Marcus R— All Over

Marcus was one afternoon lying on his couch with not much to do. He might have been working at the dry cleaners that day but he’d begged off sick. In fact, there was a touch of nausea in his stomach, but this was more spiritual infection than anything of the figure. He wouldn’t have said so to his boss.
In any case, Marcus was supine. He was, in other words, indolent. He was, as one would say, goldbricking, a rounder. This is important.
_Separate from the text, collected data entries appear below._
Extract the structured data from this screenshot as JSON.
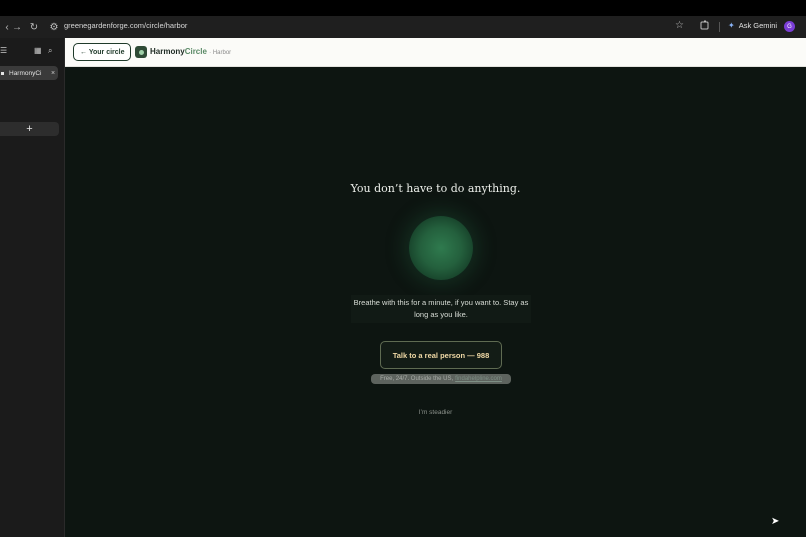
{
  "browser": {
    "address": "greenegardenforge.com/circle/harbor",
    "ask_gemini": "Ask Gemini",
    "profile_initial": "G"
  },
  "sidebar": {
    "tab_label": "HarmonyCi",
    "tab_close": "×",
    "new_tab": "+"
  },
  "header": {
    "back_label": "← Your circle",
    "brand_part1": "Harmony",
    "brand_part2": "Circle",
    "brand_sub": "· Harbor"
  },
  "main": {
    "headline": "You don’t have to do anything.",
    "breathe_text": "Breathe with this for a minute, if you want to. Stay as long as you like.",
    "talk_button": "Talk to a real person — 988",
    "free_note": "Free, 24/7. Outside the US,",
    "free_note_link": "findahelpline.com",
    "steadier": "I’m steadier"
  },
  "colors": {
    "accent_green": "#2f7a4e",
    "background": "#0d1511",
    "talk_text": "#f0d9a6"
  },
  "icons": [
    "back-icon",
    "forward-icon",
    "reload-icon",
    "site-settings-icon",
    "star-icon",
    "extensions-icon",
    "gemini-icon",
    "tab-grid-icon",
    "tab-search-icon",
    "cursor-icon"
  ]
}
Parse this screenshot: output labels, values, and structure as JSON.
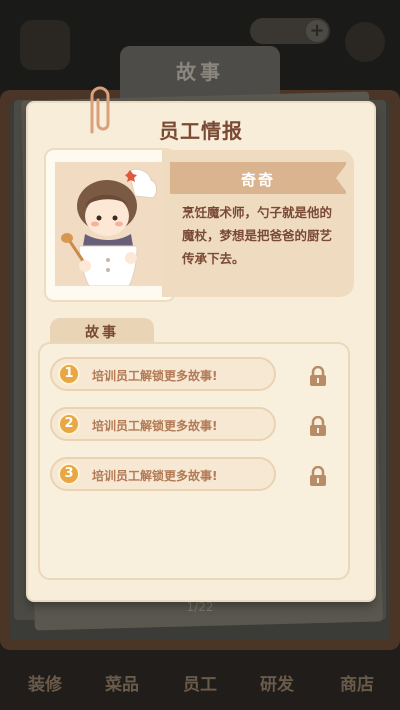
{
  "window_title": "故事",
  "card": {
    "title": "员工情报",
    "staff_name": "奇奇",
    "description": "烹饪魔术师，勺子就是他的魔杖，梦想是把爸爸的厨艺传承下去。"
  },
  "story_tab_label": "故事",
  "stories": [
    {
      "number": "1",
      "text": "培训员工解锁更多故事!",
      "locked": true
    },
    {
      "number": "2",
      "text": "培训员工解锁更多故事!",
      "locked": true
    },
    {
      "number": "3",
      "text": "培训员工解锁更多故事!",
      "locked": true
    }
  ],
  "page_indicator": "1/22",
  "bottom_nav": [
    "装修",
    "菜品",
    "员工",
    "研发",
    "商店"
  ],
  "colors": {
    "card_bg": "#f7edd9",
    "accent": "#e9a744",
    "text_brown": "#7a4a35"
  }
}
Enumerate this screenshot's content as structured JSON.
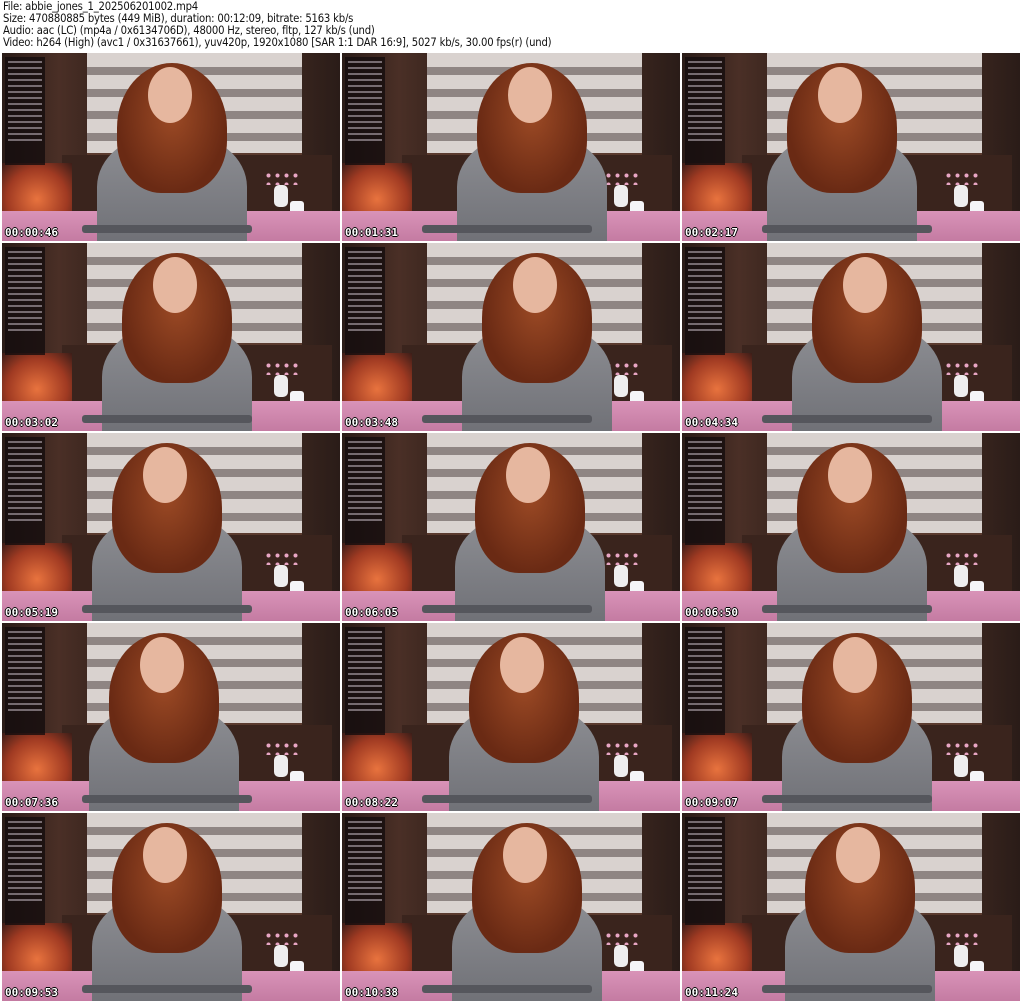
{
  "header": {
    "file": "File: abbie_jones_1_202506201002.mp4",
    "size": "Size: 470880885 bytes (449 MiB), duration: 00:12:09, bitrate: 5163 kb/s",
    "audio": "Audio: aac (LC) (mp4a / 0x6134706D), 48000 Hz, stereo, fltp, 127 kb/s (und)",
    "video": "Video: h264 (High) (avc1 / 0x31637661), yuv420p, 1920x1080 [SAR 1:1 DAR 16:9], 5027 kb/s, 30.00 fps(r) (und)"
  },
  "frames": [
    {
      "timestamp": "00:00:46"
    },
    {
      "timestamp": "00:01:31"
    },
    {
      "timestamp": "00:02:17"
    },
    {
      "timestamp": "00:03:02"
    },
    {
      "timestamp": "00:03:48"
    },
    {
      "timestamp": "00:04:34"
    },
    {
      "timestamp": "00:05:19"
    },
    {
      "timestamp": "00:06:05"
    },
    {
      "timestamp": "00:06:50"
    },
    {
      "timestamp": "00:07:36"
    },
    {
      "timestamp": "00:08:22"
    },
    {
      "timestamp": "00:09:07"
    },
    {
      "timestamp": "00:09:53"
    },
    {
      "timestamp": "00:10:38"
    },
    {
      "timestamp": "00:11:24"
    }
  ]
}
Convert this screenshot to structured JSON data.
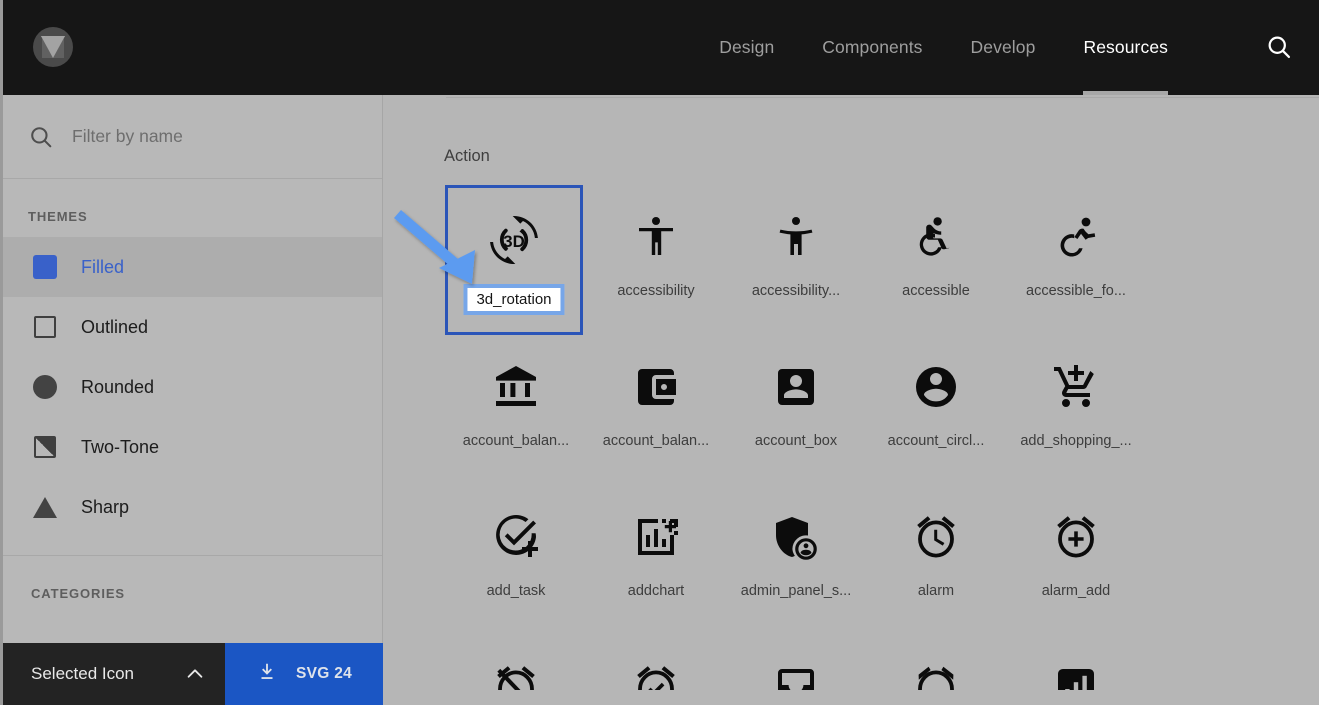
{
  "header": {
    "logo_name": "material-design-logo",
    "nav": [
      {
        "label": "Design",
        "active": false
      },
      {
        "label": "Components",
        "active": false
      },
      {
        "label": "Develop",
        "active": false
      },
      {
        "label": "Resources",
        "active": true
      }
    ],
    "search_icon": "search-icon"
  },
  "sidebar": {
    "filter": {
      "icon": "search-icon",
      "value": "",
      "placeholder": "Filter by name"
    },
    "themes_heading": "THEMES",
    "themes": [
      {
        "label": "Filled",
        "swatch": "filled-square-swatch",
        "selected": true
      },
      {
        "label": "Outlined",
        "swatch": "outlined-square-swatch",
        "selected": false
      },
      {
        "label": "Rounded",
        "swatch": "rounded-circle-swatch",
        "selected": false
      },
      {
        "label": "Two-Tone",
        "swatch": "two-tone-swatch",
        "selected": false
      },
      {
        "label": "Sharp",
        "swatch": "sharp-triangle-swatch",
        "selected": false
      }
    ],
    "categories_heading": "CATEGORIES"
  },
  "bottombar": {
    "selected_icon_label": "Selected Icon",
    "chevron_icon": "chevron-up-icon",
    "download_icon": "download-icon",
    "download_label": "SVG 24"
  },
  "content": {
    "group_title": "Action",
    "selected_icon_tooltip": "3d_rotation",
    "icons": [
      {
        "name": "3d_rotation",
        "glyph": "3d-rotation-icon",
        "selected": true
      },
      {
        "name": "accessibility",
        "glyph": "accessibility-icon",
        "selected": false
      },
      {
        "name": "accessibility...",
        "glyph": "accessibility-new-icon",
        "selected": false
      },
      {
        "name": "accessible",
        "glyph": "accessible-icon",
        "selected": false
      },
      {
        "name": "accessible_fo...",
        "glyph": "accessible-forward-icon",
        "selected": false
      },
      {
        "name": "account_balan...",
        "glyph": "account-balance-icon",
        "selected": false
      },
      {
        "name": "account_balan...",
        "glyph": "account-balance-wallet-icon",
        "selected": false
      },
      {
        "name": "account_box",
        "glyph": "account-box-icon",
        "selected": false
      },
      {
        "name": "account_circl...",
        "glyph": "account-circle-icon",
        "selected": false
      },
      {
        "name": "add_shopping_...",
        "glyph": "add-shopping-cart-icon",
        "selected": false
      },
      {
        "name": "add_task",
        "glyph": "add-task-icon",
        "selected": false
      },
      {
        "name": "addchart",
        "glyph": "addchart-icon",
        "selected": false
      },
      {
        "name": "admin_panel_s...",
        "glyph": "admin-panel-settings-icon",
        "selected": false
      },
      {
        "name": "alarm",
        "glyph": "alarm-icon",
        "selected": false
      },
      {
        "name": "alarm_add",
        "glyph": "alarm-add-icon",
        "selected": false
      }
    ],
    "partial_row_icons": [
      {
        "glyph": "alarm-off-icon"
      },
      {
        "glyph": "alarm-on-icon"
      },
      {
        "glyph": "all-inbox-icon"
      },
      {
        "glyph": "timer-icon"
      },
      {
        "glyph": "analytics-icon"
      }
    ],
    "annotation": {
      "type": "arrow",
      "color": "#5b9bf0",
      "points_to": "3d_rotation"
    }
  },
  "colors": {
    "accent_blue": "#1b56c4",
    "selection_border": "#2b55b8",
    "annotation_blue": "#5b9bf0",
    "header_bg": "#161616",
    "page_bg": "#b6b6b6"
  }
}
From his place on the couch—crimson with a yellow afghan thrown over its back—he faced the one window in the room. The window had no curtain but it did have a shade, one of those rollers the color of parchment.
Marcus was not reading, since then in his life he had no interest in books. His friends talked about Camus and Camus and Camus, and Weil, but he hadn’t a clue what they wrote. Cumbersome things that might have been beautiful, had he’d checked, he thought. If he had any interest, he thought, he might have been struck.
The rainy afternoon light came through the shade: two rectangles of almost equal dimension, one stacked above the other, transected at the center, the light parchment-colored and soft, dim but brightest at the middle, spectral to the edges, diffusely aglow, phantomic, psychic, transected at the center.
Marcus never wanted to go back to the cleaners. It gave him incorporeal turns in his gut. What would he do? So holy, so precious, so lazy. What could he do?
The world was faintly and perfectly dizzy. He closed his eyes and there in the dark he hunted—he laid out—for form.